Sin embargo, dicen que las palmeras no son vascas. Se lo han dicho a mi amiga Candela sus vecinos después de arrancarle la palmera que había plantado en el jardín. No les confunda el nombre. Mi amiga Candela tiene los dieciséis apellidos de aquí, aunque es verdad que tiene un Rh indefinible. Nunca ha sabido muy bien si lo tenía de negra, de bereber o de albina casada con un mulato. En realidad, tampoco es que se llame Candela. Bueno, sí, ése debe de ser su cuarto o quinto nombre de aquella ristra que nos solían poner para que no hubiera ninguna duda, por si nos perdíamos. En su caso, lo de Candela debía de ser como el lunar del reconocimiento: ¡es mi niña, es mi niña! Pues bien, ése no era de verdad su nombre auténtico, el primer nombre, hasta que tuvo un trance en la India y el mundo se le reconvirtió. Vio de pronto, como esculpidos en el aire, todos sus nombres y todos sus apellidos, en un despliegue panorámico por el que tuvo que pedir después ayuda al oftalmólogo. Y primero fue una vaquita, que se los fue comiendo todos uno a uno, menos uno que se lo escondía detrás del lomo. Y la vaquita se convirtió luego en una luz, y la luz en vela y la vela fue Candela. Y ella le preguntó: '¿Y dónde brillarás?' Y la luz le respondió: 'Allí donde florecen las palmeras'. Y allí fue. Y vaya si florecían. Hasta que sus vecinos le han sembrado el desierto.

¿Es acaso vasco el desierto? Yo recuerdo también mis belenes de antaño, que eran una especie de aldea global avant la lettre. Mi amigo Mina les ha descrito aquí unos belenes fascinantes, con serrines humanos y carpinteros que cambiaban de oficio. Y mi amigo Ugarte les ha relatado maravillosas navidades de antaño, llenas de lobos y de historias junto al fuego -'and death shall have no dominion', Javier-. En los míos había desiertos y lagos, montañetas con rocas y montañetas sin rocas, el Ártico y el Caribe, gallinas y dromedarios. Y una vez estuve tentado de colocar un leopardo, aun a riesgo de que se comiera todas las gallinas. Y había palmeras, por supuesto. Unas palmeras como plumeros alicaídos, que eran muy distintas a las que había en mi national country -¡las había!-, pero que quedaban fantásticas en el desierto y junto al lago, y que en cierta ocasión fueron una tentación insuperable para que yo colocara junto a ellas no un leopardo, sino una pantera negra -la puse-. Y yo le llamaba a todo aquello Palestina.

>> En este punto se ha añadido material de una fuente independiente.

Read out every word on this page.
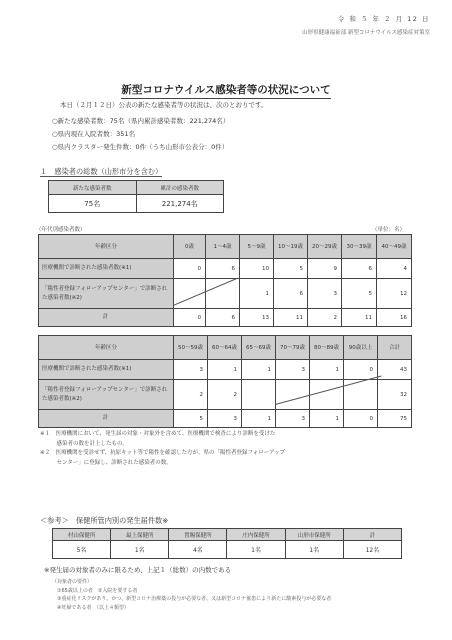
令 和 ５ 年 ２ 月 12 日
山形県健康福祉部 新型コロナウイルス感染症対策室
新型コロナウイルス感染者等の状況について
本日（２月１２日）公表の新たな感染者等の状況は、次のとおりです。
○新たな感染者数：75名（県内累計感染者数：221,274名）
○県内現在入院者数：351名
○県内クラスター発生件数：0件（うち山形市公表分：0件）
１　感染者の総数（山形市分を含む）
新たな感染者数	累計の感染者数
75名	221,274名
（年代別感染者数）	（単位：名）
年齢区分	0歳	1〜4歳	5〜9歳	10〜19歳	20〜29歳	30〜39歳	40〜49歳
医療機関で診断された感染者数(※1)	0	6	10	5	9	6	4
「陽性者登録フォローアップセンター」で診断された感染者数(※2)			1	6	3	5	12
計	0	6	13	11	2	11	16
年齢区分	50〜59歳	60〜64歳	65〜69歳	70〜79歳	80〜89歳	90歳以上	合計
医療機関で診断された感染者数(※1)	3	1	1	3	1	0	43
「陽性者登録フォローアップセンター」で診断された感染者数(※2)	2	2					32
計	5	3	1	3	1	0	75
※１　医療機関において、発生届の対象・対象外を含めて、医療機関で検査により診断を受けた
　　　感染者の数を計上したもの。
※２　医療機関を受診せず、抗原キット等で陽性を確認した方が、県の「陽性者登録フォローアップ
　　　センター」に登録し、診断された感染者の数。
＜参考＞　保健所管内別の発生届件数※
村山保健所	最上保健所	置賜保健所	庄内保健所	山形市保健所	計
5名	1名	4名	1名	1名	12名
※発生届の対象者のみに限るため、上記１（総数）の内数である
（対象者の要件）
　①65歳以上の者　②入院を要する者
　③重症化リスクがあり、かつ、新型コロナ治療薬の投与が必要な者、又は新型コロナ罹患により新たに酸素投与が必要な者
　④妊婦である者　（以上４類型）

¿Era tal vez a Palestina a donde tendría que haber ido a vivir mi amiga Candela para que brillara su luz? Acaso lo que tendría que haber hecho era nacer en Palestina y venirse para acá, cargada de palmeras como un rey mago. Entonces, sus palmeras serían recibidas como un homenaje, un agasajo foráneo, y ella sería celebrada, homenajeada y banqueteada a nada que dijera egun on y pusiera esa sonrisa de no soy de aquí, pero lo quisiera. Y tendría sus palmeras y sus dromedarios, aunque tal vez tuviera que pagar el tributo de hacer de Salomé en el belén viviente. Pero siendo de Zarautz, jamás podrá cumplir el capricho de plantar palmeras. Para eso, tendrá que trasladarse a otras latitudes. A Melilla, por ejemplo. Es donde vive.